Cependant, cette attaque en règle inédite contre le maréchal Al-Sissi et son entourage d’affairistes en galons a laissé les Égyptiens dans l’expectative. La spéculation est allée bon train : les révélations de Mohamed Ali sur les conflits entre généraux pour capter des parts dans les projets lucratifs et les entreprises « privatisées » par l’armée auraient provoqué une colère noire chez les officiers écartés des affaires. L’opposition au régime militaire s’est, quant à elle, empressée de s’engouffrer dans la brèche. De son exil au Liban, le populaire Ayman Nour, président du parti social-libéral « Hezb El Ghad » (Parti de Demain…), a appelé à la mise en place d’une transition démocratique avec la tenue d’élections dans les plus brefs délais. De son lit à l’hôpital militaire de Maadi, Samy Annan, général à la retraite condamné à 10 ans de prison en janvier 2018 pour avoir déposé sa candidature à la présidentielle sans la permission de ses pairs du Conseil Suprême des Forces Armées, a diffusé sur les réseaux sociaux un « appel aux forces vives de l’armée », exhortant « les fils des forces armées à protéger la volonté du peuple. » 

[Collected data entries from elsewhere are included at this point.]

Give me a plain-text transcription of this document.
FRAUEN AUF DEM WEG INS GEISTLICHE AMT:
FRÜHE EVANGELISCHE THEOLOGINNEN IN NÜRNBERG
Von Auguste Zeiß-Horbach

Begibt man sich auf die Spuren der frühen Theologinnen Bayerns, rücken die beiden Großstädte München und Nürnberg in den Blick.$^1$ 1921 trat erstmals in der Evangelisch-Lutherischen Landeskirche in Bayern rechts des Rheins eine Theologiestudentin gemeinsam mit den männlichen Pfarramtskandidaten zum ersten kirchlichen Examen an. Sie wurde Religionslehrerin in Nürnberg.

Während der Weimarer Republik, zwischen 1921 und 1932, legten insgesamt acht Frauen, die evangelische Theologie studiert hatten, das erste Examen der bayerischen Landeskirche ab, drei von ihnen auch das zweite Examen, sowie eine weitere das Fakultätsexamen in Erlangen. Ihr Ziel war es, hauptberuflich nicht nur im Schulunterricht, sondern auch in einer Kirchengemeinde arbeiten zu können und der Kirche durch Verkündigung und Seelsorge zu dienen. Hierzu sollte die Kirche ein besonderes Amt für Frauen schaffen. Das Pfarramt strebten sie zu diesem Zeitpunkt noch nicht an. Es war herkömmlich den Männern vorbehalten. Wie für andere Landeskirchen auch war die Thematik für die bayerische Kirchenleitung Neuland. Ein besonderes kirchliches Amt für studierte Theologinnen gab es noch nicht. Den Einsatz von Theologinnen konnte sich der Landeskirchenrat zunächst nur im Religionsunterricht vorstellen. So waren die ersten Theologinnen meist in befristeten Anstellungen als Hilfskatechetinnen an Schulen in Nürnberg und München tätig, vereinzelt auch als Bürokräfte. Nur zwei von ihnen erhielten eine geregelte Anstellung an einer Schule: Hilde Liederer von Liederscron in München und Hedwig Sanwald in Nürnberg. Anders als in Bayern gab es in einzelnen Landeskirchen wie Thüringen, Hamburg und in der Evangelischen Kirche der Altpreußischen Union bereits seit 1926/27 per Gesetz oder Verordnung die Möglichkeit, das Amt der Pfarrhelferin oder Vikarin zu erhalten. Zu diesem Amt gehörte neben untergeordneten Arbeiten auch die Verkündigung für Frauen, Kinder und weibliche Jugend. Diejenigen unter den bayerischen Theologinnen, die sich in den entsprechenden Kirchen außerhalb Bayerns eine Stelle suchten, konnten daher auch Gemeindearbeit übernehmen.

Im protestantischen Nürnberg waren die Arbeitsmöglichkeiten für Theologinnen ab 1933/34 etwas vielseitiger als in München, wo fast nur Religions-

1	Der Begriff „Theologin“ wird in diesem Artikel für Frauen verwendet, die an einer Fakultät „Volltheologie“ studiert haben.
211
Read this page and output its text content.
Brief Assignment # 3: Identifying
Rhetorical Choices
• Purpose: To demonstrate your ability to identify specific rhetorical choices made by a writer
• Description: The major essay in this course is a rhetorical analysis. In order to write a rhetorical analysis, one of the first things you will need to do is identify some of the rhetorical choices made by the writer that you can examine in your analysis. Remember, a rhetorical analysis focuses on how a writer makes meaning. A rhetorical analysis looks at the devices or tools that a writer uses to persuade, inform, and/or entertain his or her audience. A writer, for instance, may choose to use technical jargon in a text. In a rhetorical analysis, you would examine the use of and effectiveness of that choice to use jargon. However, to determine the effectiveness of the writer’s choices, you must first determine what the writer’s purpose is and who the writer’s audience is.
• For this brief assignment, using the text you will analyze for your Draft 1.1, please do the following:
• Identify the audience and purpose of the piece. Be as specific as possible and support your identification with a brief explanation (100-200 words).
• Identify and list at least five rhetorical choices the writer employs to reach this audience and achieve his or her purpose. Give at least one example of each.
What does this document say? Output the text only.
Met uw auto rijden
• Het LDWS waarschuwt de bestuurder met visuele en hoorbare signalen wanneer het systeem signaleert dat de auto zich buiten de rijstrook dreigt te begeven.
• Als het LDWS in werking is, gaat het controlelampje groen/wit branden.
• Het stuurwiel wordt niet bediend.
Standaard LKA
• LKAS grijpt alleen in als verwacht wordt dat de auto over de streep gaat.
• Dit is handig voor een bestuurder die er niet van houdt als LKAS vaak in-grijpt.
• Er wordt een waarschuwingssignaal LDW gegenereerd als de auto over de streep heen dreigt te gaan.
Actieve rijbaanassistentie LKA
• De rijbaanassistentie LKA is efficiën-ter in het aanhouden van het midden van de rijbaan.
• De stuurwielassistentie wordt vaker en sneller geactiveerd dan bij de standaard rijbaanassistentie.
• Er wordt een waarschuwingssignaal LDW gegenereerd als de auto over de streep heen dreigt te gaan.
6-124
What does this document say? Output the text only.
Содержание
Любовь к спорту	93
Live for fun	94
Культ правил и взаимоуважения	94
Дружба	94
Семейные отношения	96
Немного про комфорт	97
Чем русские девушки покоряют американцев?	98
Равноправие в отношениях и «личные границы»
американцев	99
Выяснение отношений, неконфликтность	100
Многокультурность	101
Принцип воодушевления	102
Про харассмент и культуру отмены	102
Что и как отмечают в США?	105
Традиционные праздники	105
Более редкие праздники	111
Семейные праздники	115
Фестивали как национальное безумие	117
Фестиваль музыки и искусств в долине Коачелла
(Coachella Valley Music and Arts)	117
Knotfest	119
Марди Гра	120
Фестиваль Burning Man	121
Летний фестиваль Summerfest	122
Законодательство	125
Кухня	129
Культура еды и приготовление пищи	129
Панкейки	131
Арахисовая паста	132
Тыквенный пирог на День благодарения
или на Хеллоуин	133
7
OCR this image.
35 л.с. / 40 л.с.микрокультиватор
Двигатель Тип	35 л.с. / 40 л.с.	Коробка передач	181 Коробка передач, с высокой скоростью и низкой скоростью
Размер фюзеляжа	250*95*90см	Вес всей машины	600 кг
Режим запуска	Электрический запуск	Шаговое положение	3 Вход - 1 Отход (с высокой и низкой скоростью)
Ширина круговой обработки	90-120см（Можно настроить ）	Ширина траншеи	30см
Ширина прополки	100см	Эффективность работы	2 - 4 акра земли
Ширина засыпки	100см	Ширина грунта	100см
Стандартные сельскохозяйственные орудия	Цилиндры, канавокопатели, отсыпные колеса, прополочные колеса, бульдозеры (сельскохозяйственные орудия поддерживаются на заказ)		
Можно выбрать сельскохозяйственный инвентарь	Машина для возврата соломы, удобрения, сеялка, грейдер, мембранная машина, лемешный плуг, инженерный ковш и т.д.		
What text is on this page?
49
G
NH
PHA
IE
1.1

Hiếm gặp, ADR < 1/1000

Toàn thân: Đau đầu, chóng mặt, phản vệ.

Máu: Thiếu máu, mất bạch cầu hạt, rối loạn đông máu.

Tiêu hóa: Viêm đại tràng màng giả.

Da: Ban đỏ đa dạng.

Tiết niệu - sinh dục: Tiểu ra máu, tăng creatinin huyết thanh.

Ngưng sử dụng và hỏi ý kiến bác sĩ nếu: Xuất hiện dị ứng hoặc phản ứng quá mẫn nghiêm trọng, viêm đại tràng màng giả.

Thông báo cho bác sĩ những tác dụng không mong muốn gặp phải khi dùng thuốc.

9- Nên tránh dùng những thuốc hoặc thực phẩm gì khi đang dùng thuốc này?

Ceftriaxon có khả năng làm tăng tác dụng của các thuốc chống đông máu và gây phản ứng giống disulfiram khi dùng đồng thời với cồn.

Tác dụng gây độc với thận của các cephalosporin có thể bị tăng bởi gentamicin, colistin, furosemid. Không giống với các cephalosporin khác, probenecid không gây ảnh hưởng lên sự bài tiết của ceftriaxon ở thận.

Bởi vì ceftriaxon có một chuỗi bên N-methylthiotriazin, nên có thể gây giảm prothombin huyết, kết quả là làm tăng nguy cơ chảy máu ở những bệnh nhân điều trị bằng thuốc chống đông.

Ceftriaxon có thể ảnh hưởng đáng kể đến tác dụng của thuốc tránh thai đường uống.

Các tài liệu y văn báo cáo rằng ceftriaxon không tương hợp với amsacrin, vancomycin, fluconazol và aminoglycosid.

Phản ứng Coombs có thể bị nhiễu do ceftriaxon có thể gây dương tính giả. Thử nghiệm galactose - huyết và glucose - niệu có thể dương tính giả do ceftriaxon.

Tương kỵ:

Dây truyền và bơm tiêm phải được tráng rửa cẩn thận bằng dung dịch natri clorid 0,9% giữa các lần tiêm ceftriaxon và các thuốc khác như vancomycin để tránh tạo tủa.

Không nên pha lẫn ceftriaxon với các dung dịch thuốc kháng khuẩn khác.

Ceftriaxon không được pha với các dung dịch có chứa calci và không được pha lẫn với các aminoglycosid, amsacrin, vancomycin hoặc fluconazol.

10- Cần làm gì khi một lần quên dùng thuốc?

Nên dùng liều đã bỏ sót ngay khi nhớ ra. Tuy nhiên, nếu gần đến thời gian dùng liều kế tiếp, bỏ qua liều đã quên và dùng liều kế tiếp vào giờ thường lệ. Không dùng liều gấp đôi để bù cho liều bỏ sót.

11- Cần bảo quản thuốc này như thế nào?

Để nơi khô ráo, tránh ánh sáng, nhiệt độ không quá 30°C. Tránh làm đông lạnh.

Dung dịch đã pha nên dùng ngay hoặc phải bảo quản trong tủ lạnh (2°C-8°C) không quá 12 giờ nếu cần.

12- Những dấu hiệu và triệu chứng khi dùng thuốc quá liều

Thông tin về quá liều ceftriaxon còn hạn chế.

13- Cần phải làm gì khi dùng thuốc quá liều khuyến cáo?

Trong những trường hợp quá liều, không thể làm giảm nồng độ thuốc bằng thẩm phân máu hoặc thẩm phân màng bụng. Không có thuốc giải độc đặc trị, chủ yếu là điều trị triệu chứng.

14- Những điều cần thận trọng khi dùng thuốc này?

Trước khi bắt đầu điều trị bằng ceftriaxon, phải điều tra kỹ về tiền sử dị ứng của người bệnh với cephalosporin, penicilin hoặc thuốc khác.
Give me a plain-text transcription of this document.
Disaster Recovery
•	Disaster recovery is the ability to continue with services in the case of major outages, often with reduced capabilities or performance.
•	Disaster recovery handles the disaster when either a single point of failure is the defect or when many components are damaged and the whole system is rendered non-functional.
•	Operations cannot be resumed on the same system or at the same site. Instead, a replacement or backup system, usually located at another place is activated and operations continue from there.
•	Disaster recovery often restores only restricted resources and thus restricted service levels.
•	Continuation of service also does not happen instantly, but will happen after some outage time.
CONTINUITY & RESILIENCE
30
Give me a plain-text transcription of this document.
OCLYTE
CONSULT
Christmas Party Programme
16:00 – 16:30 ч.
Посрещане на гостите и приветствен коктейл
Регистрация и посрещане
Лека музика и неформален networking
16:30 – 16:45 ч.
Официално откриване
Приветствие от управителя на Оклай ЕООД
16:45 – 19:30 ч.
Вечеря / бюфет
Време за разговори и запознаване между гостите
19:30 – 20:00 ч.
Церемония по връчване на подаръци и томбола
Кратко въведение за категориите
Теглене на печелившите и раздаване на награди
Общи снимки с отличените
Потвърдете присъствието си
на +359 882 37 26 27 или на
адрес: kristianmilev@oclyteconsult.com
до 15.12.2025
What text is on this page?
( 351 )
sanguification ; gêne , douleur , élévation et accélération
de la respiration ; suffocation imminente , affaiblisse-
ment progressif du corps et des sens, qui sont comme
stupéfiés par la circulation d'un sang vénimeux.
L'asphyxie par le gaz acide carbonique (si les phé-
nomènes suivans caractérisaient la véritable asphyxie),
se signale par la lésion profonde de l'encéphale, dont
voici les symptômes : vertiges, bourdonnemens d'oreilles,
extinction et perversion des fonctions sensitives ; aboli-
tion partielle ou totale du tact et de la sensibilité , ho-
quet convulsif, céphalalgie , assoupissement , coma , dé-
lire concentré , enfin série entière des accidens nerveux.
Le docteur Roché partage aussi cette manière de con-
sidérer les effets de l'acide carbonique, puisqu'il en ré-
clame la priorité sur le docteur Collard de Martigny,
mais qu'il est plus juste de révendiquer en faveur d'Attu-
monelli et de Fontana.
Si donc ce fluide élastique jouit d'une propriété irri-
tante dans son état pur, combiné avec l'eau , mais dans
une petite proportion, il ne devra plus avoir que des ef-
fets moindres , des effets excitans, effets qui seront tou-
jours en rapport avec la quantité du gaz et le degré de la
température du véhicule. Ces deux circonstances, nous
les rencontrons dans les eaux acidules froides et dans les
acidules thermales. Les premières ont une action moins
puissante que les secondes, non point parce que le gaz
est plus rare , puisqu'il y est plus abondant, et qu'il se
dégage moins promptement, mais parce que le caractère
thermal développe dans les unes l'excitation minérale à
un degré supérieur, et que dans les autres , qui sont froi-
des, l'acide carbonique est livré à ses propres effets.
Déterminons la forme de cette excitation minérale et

Quoi qu’il en soit, le président ne s’est pas exprimé sur ces manifestations. Au moment de la diffusion des premières vidéos, Al-Sissi s’était contenté d’en faire une réfutation lors de la 8éme Conférence Nationale de la Jeunesse… organisée à la hâte, selon certaines sources, pour lui donner l’occasion de répondre publiquement à son détracteur. « Ce sont des mensonges et ils ont pour but de briser la volonté des Égyptiens et de leur faire perdre tout espoir et toute confiance en eux-mêmes (…) J’ai construit des palais et je continuerai à le faire. Mais pas pour moi ! Pas pour moi, pour la construction de l’État, pour l’Égypte ! (…) Chaque vielle femme dans sa maison est en train de prier pour moi et me croit. », déclama-t-il en prenant à témoin l’assistance triée sur le volet, lors d’un atelier intitulé « L’influence des médias sur le démantèlement de l’État à travers la propagation de mensonges. » Une réponse du loup à la bergère ponctuée du trémolo paternel de mise, sans oublier la rhétorique habituelle concernant « la menace pour la sécurité nationale » et les sacrifices nécessaires à la «construction d’un État» !
Mais dans les coulisses, la colère du petit pharaon s’est déchaînée sur le général-major Abbas Kamel, patron du Service du Renseignement Général (GIS, attaché à la présidence), qui la répercuta sur l’ambassadeur d’Égypte en Espagne, ainsi que sur le patron de la Sûreté nationale, accusé d’avoir laissé s’échapper le sulfureux Mohamed Ali. Bref, le torchon brûle de nouveau entre des deux services de renseignement concurrents, tous deux impliqués dans l’assassinat de Giulio Regeni, jeune doctorant italien dont le corps a été retrouvé salement torturé le 3 février 2016, dans un fossé bordant l’autoroute qui relie Le Caire à Alexandrie…
Les Égyptiens continuent d’être suspendus aux épisodes successifs de ce feuilleton rocambolesque qui s’est aussi joué dans la rue mais pas avec le résultat escompté. Les gesticulations de Mohamed Ali n’ont eu finalement que l’effet d’un pétard mouillé. Cependant, il est certain que la marmite bout depuis un moment en Égypte, même si la société fait face à une répression d’une ampleur sans précédent.